Post-war Settlement and the Bretton Woods Institutions

Bretton Woods Institution Bretton Woods Institution 

  • To ensure a stable economy a framework was agreed upon at the United Nations Monetary and Financial Conference held at Bretton Woods in New Hampshire, USA.
  • It established the International Monetary Fund (IMF) and the World Bank.
  • The International Monetary Fund (IMF) deals with external surpluses and deficits of its member nations.
  • The International Bank for Reconstruction and Development (popularly known as the World Bank) was set up to finance post-war reconstruction.
  • The IMF and the World Bank commenced financial operations in 1947.
  • Bretton Woods  System was based on a fixed exchange rate.
  • National currencies were pegged to the American dollar at a fixed rate.
  • Decision-making in these institutions is controlled by the Western industrial powers largely by the US.

The Early Post-War Years

The Bretton Woods system, initiated after World War II, ushered in an era of remarkable growth in trade and incomes for Western industrial nations and Japan. Between 1950 and 1970, world trade saw annual growth rates exceeding 8%, ensuring stable economic expansion. The period also boasted low unemployment rates, averaging less than 5% in most industrial countries. The Mount Washington Hotel in Bretton Woods, US, hosted the pivotal conference that shaped this economic landscape. Additionally, there was a global spread of technology and enterprise during these decades, as developing countries invested significantly to catch up with advanced industrial nations.

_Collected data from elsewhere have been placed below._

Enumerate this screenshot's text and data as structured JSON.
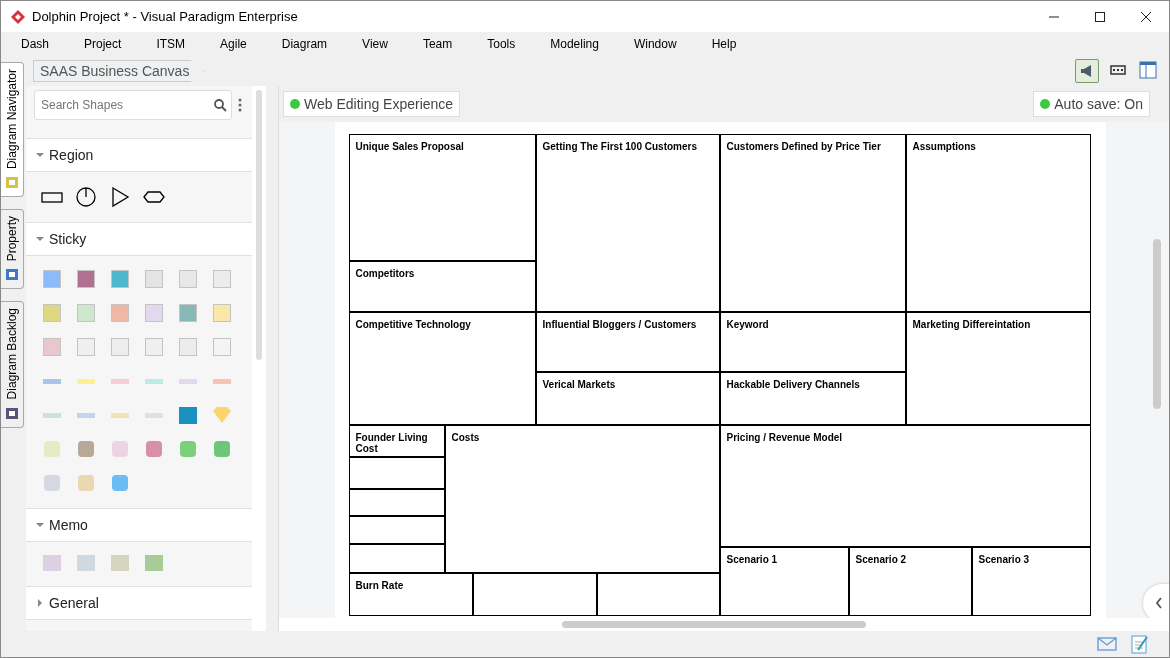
{
  "window": {
    "title": "Dolphin Project * - Visual Paradigm Enterprise"
  },
  "menu": [
    "Dash",
    "Project",
    "ITSM",
    "Agile",
    "Diagram",
    "View",
    "Team",
    "Tools",
    "Modeling",
    "Window",
    "Help"
  ],
  "side_tabs": [
    {
      "label": "Diagram Navigator",
      "selected": true
    },
    {
      "label": "Property",
      "selected": false
    },
    {
      "label": "Diagram Backlog",
      "selected": false
    }
  ],
  "breadcrumb": "SAAS Business Canvas",
  "search": {
    "placeholder": "Search Shapes"
  },
  "sections": [
    {
      "title": "Region",
      "expanded": true
    },
    {
      "title": "Sticky",
      "expanded": true
    },
    {
      "title": "Memo",
      "expanded": true
    },
    {
      "title": "General",
      "expanded": false
    }
  ],
  "web_editing": "Web Editing Experience",
  "auto_save": "Auto save: On",
  "canvas": {
    "cells": [
      "Unique Sales Proposal",
      "Competitors",
      "Getting The First 100 Customers",
      "Customers Defined by Price Tier",
      "Assumptions",
      "Competitive Technology",
      "Influential Bloggers / Customers",
      "Verical Markets",
      "Keyword",
      "Hackable Delivery Channels",
      "Marketing Differeintation",
      "Founder Living Cost",
      "Costs",
      "Pricing / Revenue Model",
      "Scenario 1",
      "Scenario 2",
      "Scenario 3",
      "Burn Rate"
    ]
  }
}
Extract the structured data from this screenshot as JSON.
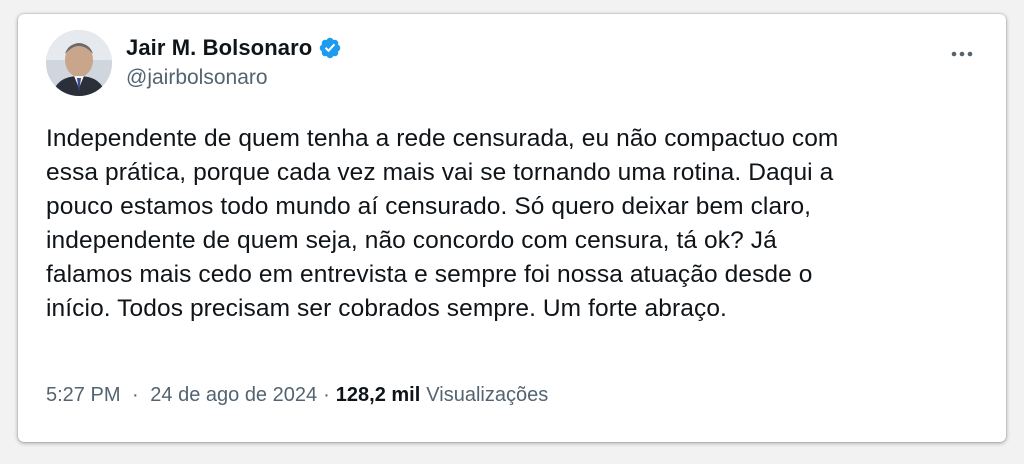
{
  "author": {
    "name": "Jair M. Bolsonaro",
    "handle": "@jairbolsonaro",
    "verified": true,
    "avatar_icon": "profile-photo",
    "verified_icon": "verified-badge-icon",
    "verified_color": "#1d9bf0"
  },
  "menu": {
    "icon": "more-options-icon"
  },
  "tweet": {
    "lines": [
      "Independente de quem tenha a rede censurada, eu não compactuo com",
      "essa prática, porque cada vez mais vai se tornando uma rotina. Daqui a",
      "pouco estamos todo mundo aí censurado. Só quero deixar bem claro,",
      "independente de quem seja, não concordo com censura, tá ok? Já",
      "falamos mais cedo em entrevista e sempre foi nossa atuação desde o",
      "início. Todos precisam ser cobrados sempre. Um forte abraço."
    ]
  },
  "meta": {
    "time": "5:27 PM",
    "separator": "·",
    "date": "24 de ago de 2024",
    "views_count": "128,2 mil",
    "views_label": "Visualizações"
  },
  "colors": {
    "text": "#0f1419",
    "secondary": "#536471",
    "background": "#ffffff"
  }
}
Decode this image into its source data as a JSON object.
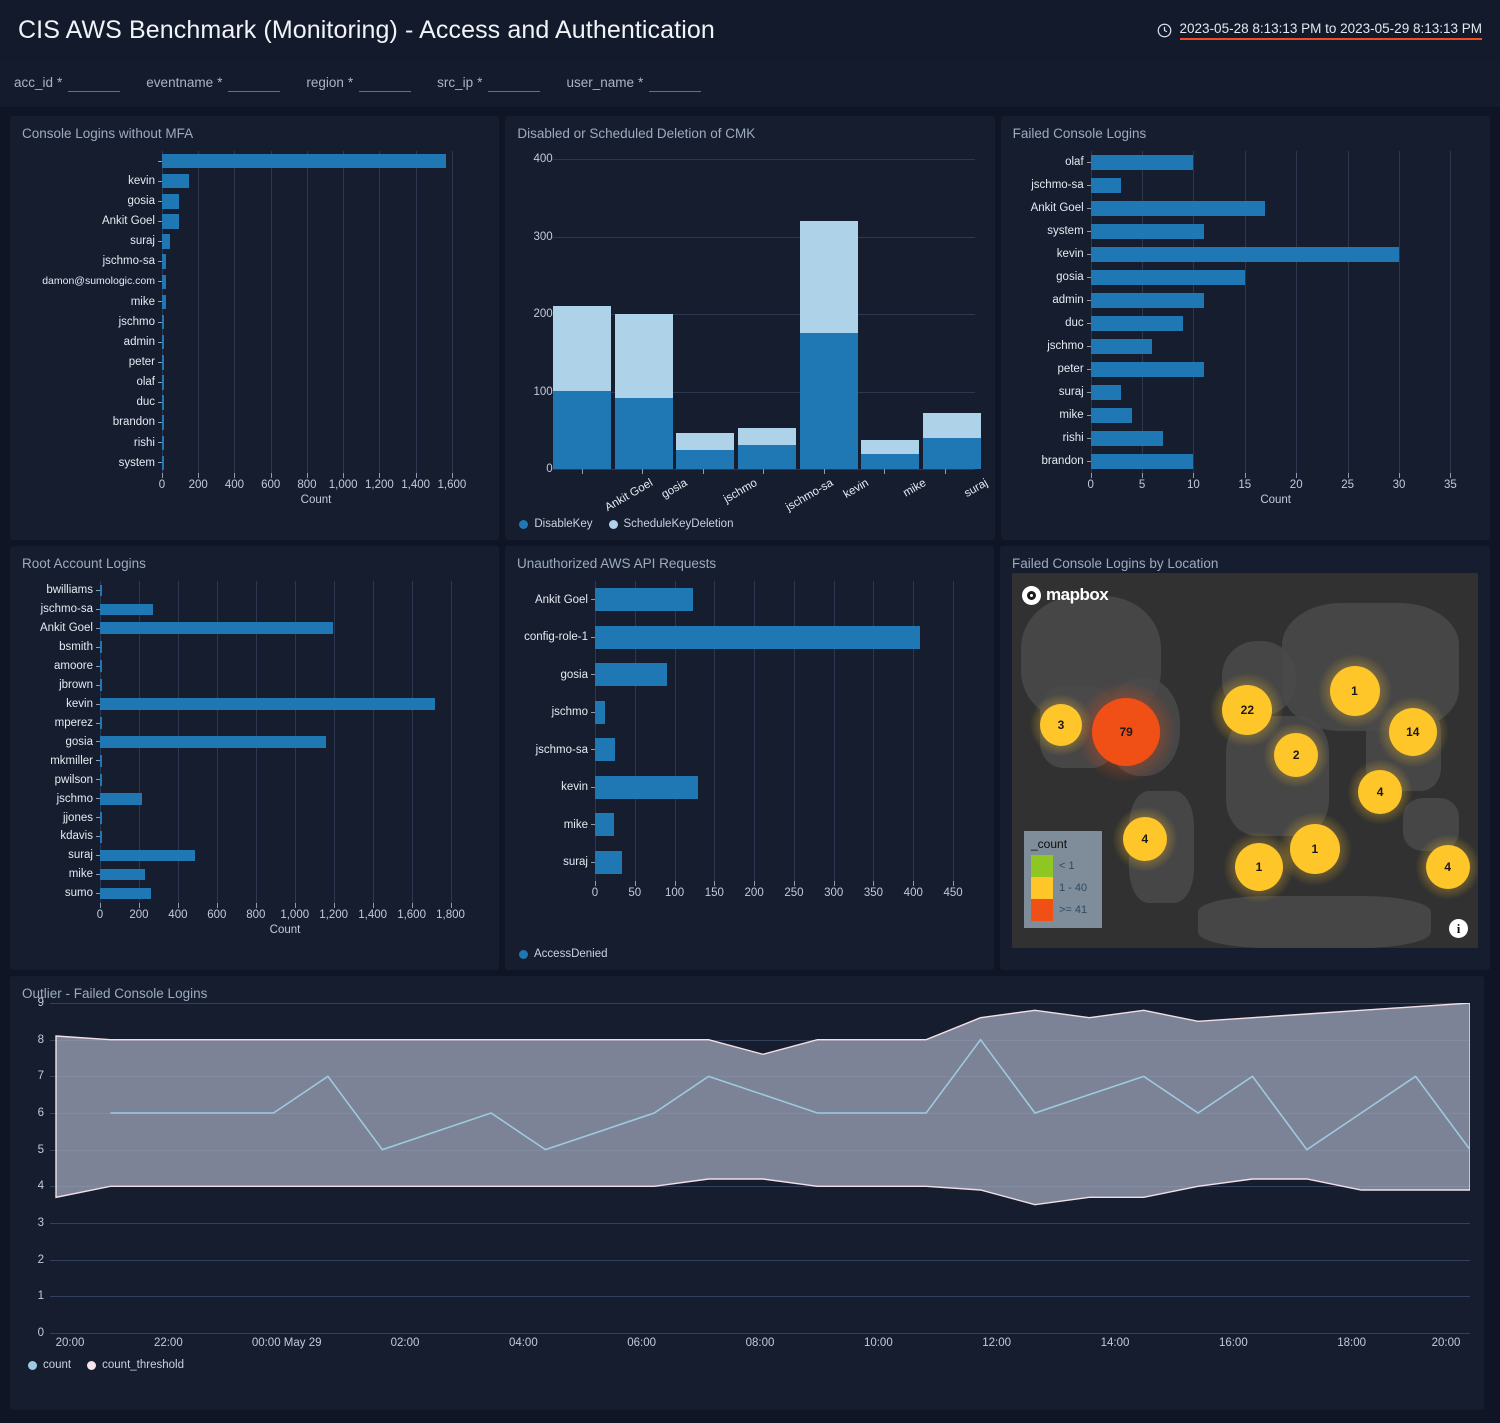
{
  "header": {
    "title": "CIS AWS Benchmark (Monitoring) - Access and Authentication",
    "clock_icon": "clock-icon",
    "time_range": "2023-05-28 8:13:13 PM to 2023-05-29 8:13:13 PM"
  },
  "filters": [
    {
      "label": "acc_id",
      "required": "*",
      "value": ""
    },
    {
      "label": "eventname",
      "required": "*",
      "value": ""
    },
    {
      "label": "region",
      "required": "*",
      "value": ""
    },
    {
      "label": "src_ip",
      "required": "*",
      "value": ""
    },
    {
      "label": "user_name",
      "required": "*",
      "value": ""
    }
  ],
  "colors": {
    "series_primary": "#1f77b4",
    "series_secondary": "#aed3e8",
    "count_line": "#9ecae1",
    "threshold_band": "#9aa0b4",
    "accent_underline": "#f04f23",
    "map_low": "#8fc722",
    "map_mid": "#ffc62a",
    "map_high": "#f04f16"
  },
  "panels": {
    "console_logins_no_mfa": {
      "title": "Console Logins without MFA"
    },
    "cmk": {
      "title": "Disabled or Scheduled Deletion of CMK"
    },
    "failed_console_logins": {
      "title": "Failed Console Logins"
    },
    "root_account_logins": {
      "title": "Root Account Logins"
    },
    "unauthorized_api": {
      "title": "Unauthorized AWS API Requests"
    },
    "map": {
      "title": "Failed Console Logins by Location",
      "provider": "mapbox",
      "info_icon": "info-icon"
    },
    "outlier": {
      "title": "Outlier - Failed Console Logins"
    }
  },
  "chart_data": [
    {
      "id": "console_logins_no_mfa",
      "type": "bar",
      "orientation": "horizontal",
      "title": "Console Logins without MFA",
      "xlabel": "Count",
      "ylabel": "",
      "xlim": [
        0,
        1700
      ],
      "xticks": [
        0,
        200,
        400,
        600,
        800,
        1000,
        1200,
        1400,
        1600
      ],
      "xticklabels": [
        "0",
        "200",
        "400",
        "600",
        "800",
        "1,000",
        "1,200",
        "1,400",
        "1,600"
      ],
      "grid": true,
      "categories": [
        "",
        "kevin",
        "gosia",
        "Ankit Goel",
        "suraj",
        "jschmo-sa",
        "damon@sumologic.com",
        "mike",
        "jschmo",
        "admin",
        "peter",
        "olaf",
        "duc",
        "brandon",
        "rishi",
        "system"
      ],
      "values": [
        1566,
        150,
        95,
        93,
        42,
        22,
        22,
        21,
        12,
        4,
        3,
        3,
        3,
        3,
        2,
        2
      ]
    },
    {
      "id": "cmk",
      "type": "bar",
      "orientation": "vertical",
      "stacked": true,
      "title": "Disabled or Scheduled Deletion of CMK",
      "xlabel": "",
      "ylabel": "",
      "ylim": [
        0,
        400
      ],
      "yticks": [
        0,
        100,
        200,
        300,
        400
      ],
      "grid": true,
      "legend": [
        "DisableKey",
        "ScheduleKeyDeletion"
      ],
      "legend_position": "bottom-left",
      "categories": [
        "Ankit Goel",
        "gosia",
        "jschmo",
        "jschmo-sa",
        "kevin",
        "mike",
        "suraj"
      ],
      "series": [
        {
          "name": "DisableKey",
          "values": [
            101,
            91,
            24,
            31,
            175,
            20,
            40
          ]
        },
        {
          "name": "ScheduleKeyDeletion",
          "values": [
            109,
            109,
            22,
            22,
            145,
            17,
            32
          ]
        }
      ]
    },
    {
      "id": "failed_console_logins",
      "type": "bar",
      "orientation": "horizontal",
      "title": "Failed Console Logins",
      "xlabel": "Count",
      "xlim": [
        0,
        36
      ],
      "xticks": [
        0,
        5,
        10,
        15,
        20,
        25,
        30,
        35
      ],
      "xticklabels": [
        "0",
        "5",
        "10",
        "15",
        "20",
        "25",
        "30",
        "35"
      ],
      "grid": true,
      "categories": [
        "olaf",
        "jschmo-sa",
        "Ankit Goel",
        "system",
        "kevin",
        "gosia",
        "admin",
        "duc",
        "jschmo",
        "peter",
        "suraj",
        "mike",
        "rishi",
        "brandon"
      ],
      "values": [
        10,
        3,
        17,
        11,
        30,
        15,
        11,
        9,
        6,
        11,
        3,
        4,
        7,
        10
      ]
    },
    {
      "id": "root_account_logins",
      "type": "bar",
      "orientation": "horizontal",
      "title": "Root Account Logins",
      "xlabel": "Count",
      "xlim": [
        0,
        1900
      ],
      "xticks": [
        0,
        200,
        400,
        600,
        800,
        1000,
        1200,
        1400,
        1600,
        1800
      ],
      "xticklabels": [
        "0",
        "200",
        "400",
        "600",
        "800",
        "1,000",
        "1,200",
        "1,400",
        "1,600",
        "1,800"
      ],
      "grid": true,
      "categories": [
        "bwilliams",
        "jschmo-sa",
        "Ankit Goel",
        "bsmith",
        "amoore",
        "jbrown",
        "kevin",
        "mperez",
        "gosia",
        "mkmiller",
        "pwilson",
        "jschmo",
        "jjones",
        "kdavis",
        "suraj",
        "mike",
        "sumo"
      ],
      "values": [
        11,
        270,
        1198,
        10,
        10,
        4,
        1718,
        10,
        1158,
        6,
        9,
        214,
        7,
        9,
        486,
        232,
        262
      ]
    },
    {
      "id": "unauthorized_api",
      "type": "bar",
      "orientation": "horizontal",
      "title": "Unauthorized AWS API Requests",
      "xlabel": "",
      "xlim": [
        0,
        465
      ],
      "xticks": [
        0,
        50,
        100,
        150,
        200,
        250,
        300,
        350,
        400,
        450
      ],
      "xticklabels": [
        "0",
        "50",
        "100",
        "150",
        "200",
        "250",
        "300",
        "350",
        "400",
        "450"
      ],
      "grid": true,
      "legend": [
        "AccessDenied"
      ],
      "categories": [
        "Ankit Goel",
        "config-role-1",
        "gosia",
        "jschmo",
        "jschmo-sa",
        "kevin",
        "mike",
        "suraj"
      ],
      "values": [
        123,
        409,
        90,
        13,
        25,
        130,
        24,
        34
      ]
    },
    {
      "id": "map",
      "type": "scatter",
      "title": "Failed Console Logins by Location",
      "legend_title": "_count",
      "legend_bins": [
        {
          "label": "< 1",
          "color": "#8fc722"
        },
        {
          "label": "1 - 40",
          "color": "#ffc62a"
        },
        {
          "label": ">= 41",
          "color": "#f04f16"
        }
      ],
      "markers": [
        {
          "value": "3",
          "x": 10.5,
          "y": 40.5,
          "r": 21,
          "color": "#ffc62a"
        },
        {
          "value": "79",
          "x": 24.5,
          "y": 42.5,
          "r": 34,
          "color": "#f04f16"
        },
        {
          "value": "22",
          "x": 50.5,
          "y": 36.5,
          "r": 25,
          "color": "#ffc62a"
        },
        {
          "value": "1",
          "x": 73.5,
          "y": 31.5,
          "r": 25,
          "color": "#ffc62a"
        },
        {
          "value": "2",
          "x": 61.0,
          "y": 48.5,
          "r": 22,
          "color": "#ffc62a"
        },
        {
          "value": "14",
          "x": 86.0,
          "y": 42.5,
          "r": 24,
          "color": "#ffc62a"
        },
        {
          "value": "4",
          "x": 79.0,
          "y": 58.5,
          "r": 22,
          "color": "#ffc62a"
        },
        {
          "value": "4",
          "x": 28.5,
          "y": 71.0,
          "r": 22,
          "color": "#ffc62a"
        },
        {
          "value": "1",
          "x": 53.0,
          "y": 78.5,
          "r": 24,
          "color": "#ffc62a"
        },
        {
          "value": "1",
          "x": 65.0,
          "y": 73.5,
          "r": 25,
          "color": "#ffc62a"
        },
        {
          "value": "4",
          "x": 93.5,
          "y": 78.5,
          "r": 22,
          "color": "#ffc62a"
        }
      ]
    },
    {
      "id": "outlier",
      "type": "area",
      "title": "Outlier - Failed Console Logins",
      "ylim": [
        0,
        9
      ],
      "yticks": [
        0,
        1,
        2,
        3,
        4,
        5,
        6,
        7,
        8,
        9
      ],
      "grid": true,
      "legend": [
        "count",
        "count_threshold"
      ],
      "xticklabels": [
        "20:00",
        "22:00",
        "00:00 May 29",
        "02:00",
        "04:00",
        "06:00",
        "08:00",
        "10:00",
        "12:00",
        "14:00",
        "16:00",
        "18:00",
        "20:00"
      ],
      "series": [
        {
          "name": "count",
          "values": [
            null,
            6,
            6,
            6,
            6,
            7,
            5,
            5.5,
            6,
            5,
            5.5,
            6,
            7,
            6.5,
            6,
            6,
            6,
            8,
            6,
            6.5,
            7,
            6,
            7,
            5,
            6,
            7,
            5
          ]
        },
        {
          "name": "count_threshold_upper",
          "values": [
            8.1,
            8,
            8,
            8,
            8,
            8,
            8,
            8,
            8,
            8,
            8,
            8,
            8,
            7.6,
            8,
            8,
            8,
            8.6,
            8.8,
            8.6,
            8.8,
            8.5,
            8.6,
            8.7,
            8.8,
            8.9,
            9.0
          ]
        },
        {
          "name": "count_threshold_lower",
          "values": [
            3.7,
            4,
            4,
            4,
            4,
            4,
            4,
            4,
            4,
            4,
            4,
            4,
            4.2,
            4.2,
            4,
            4,
            4,
            3.9,
            3.5,
            3.7,
            3.7,
            4,
            4.2,
            4.2,
            3.9,
            3.9,
            3.9
          ]
        }
      ]
    }
  ]
}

Decolonisation and Independence

  • After World War II, many parts of Asia and Africa were still under European colonial rule.
  • In the following two decades, most colonies gained independence but faced challenges like poverty and resource shortages due to prolonged colonial rule.
  • The IMF and World Bank, initially designed for industrial countries, struggled to address the developmental needs of newly independent nations.
  • With Europe and Japan rebuilding, attention shifted to developing countries in the late 1950s.
  • Despite gaining independence, former colonies faced challenges as former colonial powers continued to control vital resources.
  • Developing nations, not benefiting from Western economic growth, formed the Group of 77 (G-77) to demand a New International Economic Order (NIEO).
  • The NIEO aimed for real control over natural resources, more development assistance, fairer prices for raw materials, and improved market access for their goods in developed countries.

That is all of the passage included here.